Relationship Advice: How to Build Trust

There is plenty of relationship advice being put out there regarding building trust in relationships. Most of it is true and helpful, but some of it won’t do you any good.

So what’s one relationship advice you should trust?

A lot of people in relationships or marriages say that they want to be surprised, they want spontaneity, they don’t want to be stuck in a rut or a routine where everything happens the same way at the same time. And although this is true enough, they also don’t want to be surprised by a sudden change in your behavior, especially when they don’t expect it from you at all.

Here is one piece of relationship advice that will be beneficial: Be consistent.

Your partner wants to think that he or she knows you and knows what you will do. Your partner wants you to be consistent in your actions, your feelings, your behavior, your treatment of him or her, and everything else. Your partner wants to be able to trust you to react or behave in a certain way even when he or she is not around.

Sudden changes in these things, even tiny things like losing weight, dressing differently, acting differently, having new friends who he or she has never met, showing interest in things that you never cared for before – these little things tend to cause suspicions and doubts that lead to your partner suspecting you of things that may or may not be happening.

You may think that being consistent is bad relationship advice because it means being predictable and boring, which is something that everyone does not want to be, especially in a relationship. But consistency doesn’t always have to mean being predictable, and being predictable doesn’t always mean boring. Be spontaneous, be surprising, be impulsive. Avoid making routines when it comes to your relationship. Keep up the spark, try out new things, go to new places. But remember to do all of that consistently.

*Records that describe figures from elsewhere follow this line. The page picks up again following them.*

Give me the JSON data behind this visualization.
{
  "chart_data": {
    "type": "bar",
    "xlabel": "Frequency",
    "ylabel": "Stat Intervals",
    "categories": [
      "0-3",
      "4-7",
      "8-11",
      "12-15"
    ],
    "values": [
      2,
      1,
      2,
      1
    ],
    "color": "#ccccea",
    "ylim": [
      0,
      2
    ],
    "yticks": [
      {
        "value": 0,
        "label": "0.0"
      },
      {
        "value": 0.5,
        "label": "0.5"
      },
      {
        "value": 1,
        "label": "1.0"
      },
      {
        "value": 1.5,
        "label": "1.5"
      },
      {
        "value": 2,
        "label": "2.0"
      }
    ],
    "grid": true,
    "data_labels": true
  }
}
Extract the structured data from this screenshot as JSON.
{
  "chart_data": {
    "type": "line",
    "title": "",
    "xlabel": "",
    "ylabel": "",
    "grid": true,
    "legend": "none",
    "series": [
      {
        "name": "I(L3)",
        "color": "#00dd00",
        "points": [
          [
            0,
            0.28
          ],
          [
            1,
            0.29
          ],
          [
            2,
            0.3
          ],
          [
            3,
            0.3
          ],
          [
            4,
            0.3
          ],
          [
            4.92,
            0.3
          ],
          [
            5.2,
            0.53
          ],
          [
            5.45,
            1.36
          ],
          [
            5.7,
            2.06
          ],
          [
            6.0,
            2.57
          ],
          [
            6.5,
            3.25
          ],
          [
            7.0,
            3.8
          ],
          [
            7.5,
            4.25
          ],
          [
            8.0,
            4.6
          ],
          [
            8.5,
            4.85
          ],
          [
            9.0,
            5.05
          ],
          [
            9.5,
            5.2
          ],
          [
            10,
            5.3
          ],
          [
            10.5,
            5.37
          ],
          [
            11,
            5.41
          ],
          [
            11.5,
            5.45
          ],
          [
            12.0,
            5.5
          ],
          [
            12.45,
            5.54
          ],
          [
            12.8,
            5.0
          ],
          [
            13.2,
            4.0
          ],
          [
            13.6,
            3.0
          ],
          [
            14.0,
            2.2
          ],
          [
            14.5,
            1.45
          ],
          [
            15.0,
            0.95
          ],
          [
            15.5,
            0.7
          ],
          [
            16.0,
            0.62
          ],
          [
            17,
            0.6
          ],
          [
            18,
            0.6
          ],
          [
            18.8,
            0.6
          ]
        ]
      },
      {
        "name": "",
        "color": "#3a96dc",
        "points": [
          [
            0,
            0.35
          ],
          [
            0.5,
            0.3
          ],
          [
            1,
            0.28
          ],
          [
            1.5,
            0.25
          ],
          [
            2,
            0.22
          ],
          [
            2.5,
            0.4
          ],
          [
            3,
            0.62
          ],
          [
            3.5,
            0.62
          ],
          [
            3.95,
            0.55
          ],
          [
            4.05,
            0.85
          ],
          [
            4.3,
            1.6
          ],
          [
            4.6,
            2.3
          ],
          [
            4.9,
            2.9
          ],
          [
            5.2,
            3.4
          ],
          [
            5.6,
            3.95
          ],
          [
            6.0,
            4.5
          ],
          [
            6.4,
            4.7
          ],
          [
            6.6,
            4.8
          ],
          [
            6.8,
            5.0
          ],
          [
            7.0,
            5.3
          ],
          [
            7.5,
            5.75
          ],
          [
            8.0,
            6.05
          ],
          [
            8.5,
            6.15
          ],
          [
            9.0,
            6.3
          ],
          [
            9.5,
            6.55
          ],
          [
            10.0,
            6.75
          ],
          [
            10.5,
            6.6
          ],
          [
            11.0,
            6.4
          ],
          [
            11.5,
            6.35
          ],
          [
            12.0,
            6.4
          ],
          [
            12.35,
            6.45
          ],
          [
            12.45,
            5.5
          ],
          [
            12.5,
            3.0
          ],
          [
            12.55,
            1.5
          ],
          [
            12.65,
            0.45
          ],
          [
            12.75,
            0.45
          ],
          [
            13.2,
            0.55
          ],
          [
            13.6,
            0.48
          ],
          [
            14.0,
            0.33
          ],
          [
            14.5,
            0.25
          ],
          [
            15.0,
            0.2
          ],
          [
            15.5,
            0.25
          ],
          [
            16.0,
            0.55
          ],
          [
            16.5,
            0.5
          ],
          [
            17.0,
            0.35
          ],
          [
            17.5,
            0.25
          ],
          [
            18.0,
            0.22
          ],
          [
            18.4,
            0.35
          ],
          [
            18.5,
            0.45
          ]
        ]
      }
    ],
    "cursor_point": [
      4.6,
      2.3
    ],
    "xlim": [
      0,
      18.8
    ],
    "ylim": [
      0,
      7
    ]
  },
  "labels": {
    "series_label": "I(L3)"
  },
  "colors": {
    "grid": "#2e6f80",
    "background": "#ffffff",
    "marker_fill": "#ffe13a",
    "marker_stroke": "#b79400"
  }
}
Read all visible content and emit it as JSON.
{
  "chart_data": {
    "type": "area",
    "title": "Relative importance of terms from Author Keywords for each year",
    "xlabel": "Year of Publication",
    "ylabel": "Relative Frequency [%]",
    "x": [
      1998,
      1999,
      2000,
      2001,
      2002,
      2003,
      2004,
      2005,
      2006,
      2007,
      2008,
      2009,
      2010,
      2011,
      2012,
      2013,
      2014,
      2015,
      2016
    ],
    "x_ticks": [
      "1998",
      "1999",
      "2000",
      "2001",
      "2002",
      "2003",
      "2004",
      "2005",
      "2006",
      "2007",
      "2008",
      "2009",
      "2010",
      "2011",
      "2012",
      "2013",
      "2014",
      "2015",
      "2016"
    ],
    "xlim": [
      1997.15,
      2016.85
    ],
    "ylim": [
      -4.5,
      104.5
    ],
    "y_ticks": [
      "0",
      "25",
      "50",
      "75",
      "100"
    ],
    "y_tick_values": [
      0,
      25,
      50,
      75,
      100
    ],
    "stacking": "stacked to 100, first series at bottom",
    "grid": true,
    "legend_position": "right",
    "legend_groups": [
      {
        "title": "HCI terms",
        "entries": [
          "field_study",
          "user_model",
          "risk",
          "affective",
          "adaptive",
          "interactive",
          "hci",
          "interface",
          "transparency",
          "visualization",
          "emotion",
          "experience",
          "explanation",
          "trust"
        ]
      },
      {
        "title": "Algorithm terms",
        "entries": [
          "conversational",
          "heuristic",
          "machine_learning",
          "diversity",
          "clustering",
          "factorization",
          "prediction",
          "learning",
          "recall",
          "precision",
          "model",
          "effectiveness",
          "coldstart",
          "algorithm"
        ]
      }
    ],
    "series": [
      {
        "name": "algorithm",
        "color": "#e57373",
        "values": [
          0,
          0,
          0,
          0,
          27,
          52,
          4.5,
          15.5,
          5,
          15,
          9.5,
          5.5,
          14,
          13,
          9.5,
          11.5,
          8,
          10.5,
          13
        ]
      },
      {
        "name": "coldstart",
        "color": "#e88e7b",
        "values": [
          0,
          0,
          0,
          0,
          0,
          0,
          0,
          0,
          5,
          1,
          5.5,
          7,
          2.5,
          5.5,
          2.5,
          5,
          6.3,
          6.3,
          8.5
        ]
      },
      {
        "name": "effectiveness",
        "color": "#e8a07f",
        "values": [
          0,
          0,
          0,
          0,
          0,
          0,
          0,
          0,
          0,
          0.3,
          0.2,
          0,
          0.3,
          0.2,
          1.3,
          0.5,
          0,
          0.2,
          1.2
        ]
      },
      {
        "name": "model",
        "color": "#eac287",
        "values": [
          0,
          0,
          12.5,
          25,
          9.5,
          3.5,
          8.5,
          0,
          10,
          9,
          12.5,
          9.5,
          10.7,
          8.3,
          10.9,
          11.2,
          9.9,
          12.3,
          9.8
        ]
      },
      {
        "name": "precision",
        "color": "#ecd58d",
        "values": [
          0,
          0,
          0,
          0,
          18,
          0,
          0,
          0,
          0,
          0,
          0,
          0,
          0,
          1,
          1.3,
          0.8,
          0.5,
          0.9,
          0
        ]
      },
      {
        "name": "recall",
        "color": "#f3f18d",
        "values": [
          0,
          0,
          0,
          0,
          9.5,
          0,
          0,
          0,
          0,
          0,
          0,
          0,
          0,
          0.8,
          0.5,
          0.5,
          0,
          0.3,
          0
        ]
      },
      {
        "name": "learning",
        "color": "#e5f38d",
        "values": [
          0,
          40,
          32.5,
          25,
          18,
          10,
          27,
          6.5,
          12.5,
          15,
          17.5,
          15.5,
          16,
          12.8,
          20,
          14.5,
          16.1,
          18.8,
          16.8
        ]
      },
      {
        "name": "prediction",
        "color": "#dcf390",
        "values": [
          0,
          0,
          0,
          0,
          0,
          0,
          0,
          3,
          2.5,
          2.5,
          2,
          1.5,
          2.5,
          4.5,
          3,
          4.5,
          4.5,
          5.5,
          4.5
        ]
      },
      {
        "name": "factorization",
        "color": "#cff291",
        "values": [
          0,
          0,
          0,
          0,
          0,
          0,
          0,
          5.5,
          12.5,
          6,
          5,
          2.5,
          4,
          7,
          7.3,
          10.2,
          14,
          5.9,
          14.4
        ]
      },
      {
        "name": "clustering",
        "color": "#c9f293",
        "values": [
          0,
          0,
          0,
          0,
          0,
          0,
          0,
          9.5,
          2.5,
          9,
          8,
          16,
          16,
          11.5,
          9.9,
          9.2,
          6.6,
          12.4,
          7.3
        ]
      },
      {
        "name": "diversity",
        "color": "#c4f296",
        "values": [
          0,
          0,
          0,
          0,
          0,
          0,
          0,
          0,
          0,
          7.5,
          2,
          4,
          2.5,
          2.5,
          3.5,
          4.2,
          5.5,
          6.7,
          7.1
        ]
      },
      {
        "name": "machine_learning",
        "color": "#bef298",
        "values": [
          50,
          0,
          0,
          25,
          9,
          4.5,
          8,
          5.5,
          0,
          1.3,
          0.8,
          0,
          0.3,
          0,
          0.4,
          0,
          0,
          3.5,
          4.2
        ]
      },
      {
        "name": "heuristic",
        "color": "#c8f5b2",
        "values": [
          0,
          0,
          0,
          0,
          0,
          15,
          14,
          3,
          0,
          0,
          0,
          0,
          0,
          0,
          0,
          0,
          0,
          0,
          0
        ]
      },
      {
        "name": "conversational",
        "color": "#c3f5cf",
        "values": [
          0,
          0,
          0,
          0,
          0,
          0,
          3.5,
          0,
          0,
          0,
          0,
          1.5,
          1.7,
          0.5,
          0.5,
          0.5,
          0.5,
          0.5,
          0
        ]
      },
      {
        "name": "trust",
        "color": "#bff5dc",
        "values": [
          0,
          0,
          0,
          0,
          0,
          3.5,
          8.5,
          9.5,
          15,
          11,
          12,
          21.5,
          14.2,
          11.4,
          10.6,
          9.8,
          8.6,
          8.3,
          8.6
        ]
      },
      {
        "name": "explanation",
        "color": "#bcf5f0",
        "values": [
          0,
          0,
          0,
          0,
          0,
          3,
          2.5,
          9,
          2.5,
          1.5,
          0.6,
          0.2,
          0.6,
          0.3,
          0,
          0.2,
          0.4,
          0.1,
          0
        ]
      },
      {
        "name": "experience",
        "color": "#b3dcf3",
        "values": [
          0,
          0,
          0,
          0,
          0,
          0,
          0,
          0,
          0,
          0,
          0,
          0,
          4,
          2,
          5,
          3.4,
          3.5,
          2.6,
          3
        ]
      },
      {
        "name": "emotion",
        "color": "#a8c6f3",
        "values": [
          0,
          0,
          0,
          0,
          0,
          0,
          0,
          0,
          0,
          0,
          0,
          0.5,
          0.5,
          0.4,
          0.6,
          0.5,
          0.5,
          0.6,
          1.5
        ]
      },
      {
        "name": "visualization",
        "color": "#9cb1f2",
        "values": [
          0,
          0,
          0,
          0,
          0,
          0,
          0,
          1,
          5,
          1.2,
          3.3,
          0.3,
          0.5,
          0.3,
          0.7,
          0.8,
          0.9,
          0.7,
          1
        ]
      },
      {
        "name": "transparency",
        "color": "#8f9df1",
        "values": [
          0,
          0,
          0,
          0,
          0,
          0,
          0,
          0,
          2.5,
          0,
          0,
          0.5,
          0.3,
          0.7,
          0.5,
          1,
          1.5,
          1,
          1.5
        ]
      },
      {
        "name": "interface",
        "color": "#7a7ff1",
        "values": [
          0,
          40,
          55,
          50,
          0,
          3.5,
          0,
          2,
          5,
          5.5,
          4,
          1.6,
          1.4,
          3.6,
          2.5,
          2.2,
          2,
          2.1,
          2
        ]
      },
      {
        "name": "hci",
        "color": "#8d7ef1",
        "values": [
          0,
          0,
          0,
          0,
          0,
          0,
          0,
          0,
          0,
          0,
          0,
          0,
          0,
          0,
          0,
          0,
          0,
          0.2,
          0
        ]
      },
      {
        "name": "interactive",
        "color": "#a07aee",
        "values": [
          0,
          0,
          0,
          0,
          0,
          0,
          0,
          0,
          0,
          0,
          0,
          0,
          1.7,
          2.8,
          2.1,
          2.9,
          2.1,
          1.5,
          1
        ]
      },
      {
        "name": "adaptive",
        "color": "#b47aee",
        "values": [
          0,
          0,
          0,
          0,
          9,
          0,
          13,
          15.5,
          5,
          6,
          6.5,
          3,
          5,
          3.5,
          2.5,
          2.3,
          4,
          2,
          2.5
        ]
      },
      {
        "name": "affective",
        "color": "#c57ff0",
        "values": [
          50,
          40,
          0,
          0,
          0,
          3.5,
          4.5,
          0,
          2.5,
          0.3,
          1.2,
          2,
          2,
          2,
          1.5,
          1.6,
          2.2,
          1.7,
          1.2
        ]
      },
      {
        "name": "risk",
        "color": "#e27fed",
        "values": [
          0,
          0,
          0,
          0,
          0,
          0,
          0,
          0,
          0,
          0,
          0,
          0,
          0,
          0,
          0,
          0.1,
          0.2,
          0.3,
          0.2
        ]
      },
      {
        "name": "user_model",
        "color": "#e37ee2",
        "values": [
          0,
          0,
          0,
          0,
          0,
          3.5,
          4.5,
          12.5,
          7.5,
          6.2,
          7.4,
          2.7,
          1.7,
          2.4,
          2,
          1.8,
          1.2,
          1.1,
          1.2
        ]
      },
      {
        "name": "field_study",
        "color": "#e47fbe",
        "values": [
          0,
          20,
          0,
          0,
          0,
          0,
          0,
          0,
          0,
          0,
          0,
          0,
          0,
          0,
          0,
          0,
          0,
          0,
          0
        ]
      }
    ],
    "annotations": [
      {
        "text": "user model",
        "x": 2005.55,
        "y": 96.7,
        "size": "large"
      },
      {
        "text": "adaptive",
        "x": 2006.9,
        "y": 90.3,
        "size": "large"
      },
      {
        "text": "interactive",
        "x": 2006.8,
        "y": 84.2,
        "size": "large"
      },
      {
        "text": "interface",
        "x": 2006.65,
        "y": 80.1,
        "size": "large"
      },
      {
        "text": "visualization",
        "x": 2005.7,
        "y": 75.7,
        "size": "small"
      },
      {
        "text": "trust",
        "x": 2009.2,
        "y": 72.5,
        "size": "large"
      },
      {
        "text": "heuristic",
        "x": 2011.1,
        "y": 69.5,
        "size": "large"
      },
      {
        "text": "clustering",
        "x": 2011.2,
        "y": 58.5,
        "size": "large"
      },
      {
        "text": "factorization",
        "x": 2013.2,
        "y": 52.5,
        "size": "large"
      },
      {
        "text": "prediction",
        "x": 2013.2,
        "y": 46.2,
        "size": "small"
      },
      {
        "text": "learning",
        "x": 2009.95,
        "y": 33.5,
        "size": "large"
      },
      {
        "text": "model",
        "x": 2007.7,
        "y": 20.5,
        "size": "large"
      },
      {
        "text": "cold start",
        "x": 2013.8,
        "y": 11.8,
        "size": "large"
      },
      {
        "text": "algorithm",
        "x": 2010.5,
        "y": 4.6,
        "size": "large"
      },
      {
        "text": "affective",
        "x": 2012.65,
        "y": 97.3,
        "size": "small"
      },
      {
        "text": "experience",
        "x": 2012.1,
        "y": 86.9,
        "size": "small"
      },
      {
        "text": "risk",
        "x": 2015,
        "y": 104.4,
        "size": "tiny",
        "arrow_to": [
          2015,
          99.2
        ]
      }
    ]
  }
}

Relationship Advice: Why You Should Tell Your Partner What You’re Going Through

When it comes to building trust, we are all in need of a little relationship advice in the aspect. So what simple things can you do to help develop trust in your marriage?

In life, we are always dealt with a lot of different situations where we have to face change. We go through this everyday as individuals, sometimes we don’t even notice.

But when you are in a relationship with someone, going through change means having to share those changes with your partner. No one ever knows what life is going to hand them and what changes they are going to face. And here’s one relationship advice you need to remember in this matter: it’s important to let your partner know of these changes you are going through – what situations you find yourself in, what decisions you have to make, and other things like that.

In situations where you, yourself, aren’t aware of what’s happening, or you aren’t sure what you’re going to do about the situation you’re in, it is best that you let your partner know of your uncertainty and indecision. Let him or her know of what you are dealing with, whether or not you know what to do with it.

Ask your partner to support you through the things you are going through, and to tolerate your behavior if ever it turns into something he or she isn’t used to. Ask your partner to just be with you and stay with you while you’re going through whatever it is that you’re going through.

You may think that your partner automatically knows what you’re going through but he or she won’t always know what it is that you’re experiencing, and if all of a sudden you do or say something that he or she thinks isn’t normal for you, suspicions will start to emerge. So one of the best relationship advice you can take is to remember that it’s better if you tell your partner what you’re going through and warn him or her of anything that you may or may not do while going through it. That way, he or she will expect the change in behavior and won’t think that you are up to something bad.

Marriage Communication: Saying No

How do you create a better, more honest marriage communication? Two words: Say no.

There is nothing wrong with saying no to people who are asking us for favors or asking us to do things for them, even and most especially our partners. And sometimes, saying no is the best thing you can do for yourself and for your marriage, especially in situations where infidelity is involved.

Saying no to others sets up boundaries for you regarding the things you are willing to do and the things you aren’t. It allows you to draw a line, and to avoid getting caught up in things that could be destructive to your relationship, or even to you as an individual.

When you say no, it does not always mean that you are being rude or mean or that you don’t want to help this other person. It will not always be met with negativity or bad reactions. In fact, it can help develop our marriage communication. Sometimes, what keeps us from saying no, even when we really want to, is the fear of these negative reactions, or the fear of not being accepted by our partners or by other people.

This fear becomes the reason behind further mistrust in a relationship, and it damages our marriage communication. When we choose to endure doing something we don’t like doing or we choose to suffer because we are afraid of rejection, it creates doubts, questions and issues between you and partner.

How will you be able to fully trust your partner when you are afraid of him or her? When you say no, you let your partner know that you are not afraid of him or her, and develop your marriage communication. This usually develops respect in your partner because he or she is aware of the things you will tolerate from him or her and the things that you won’t.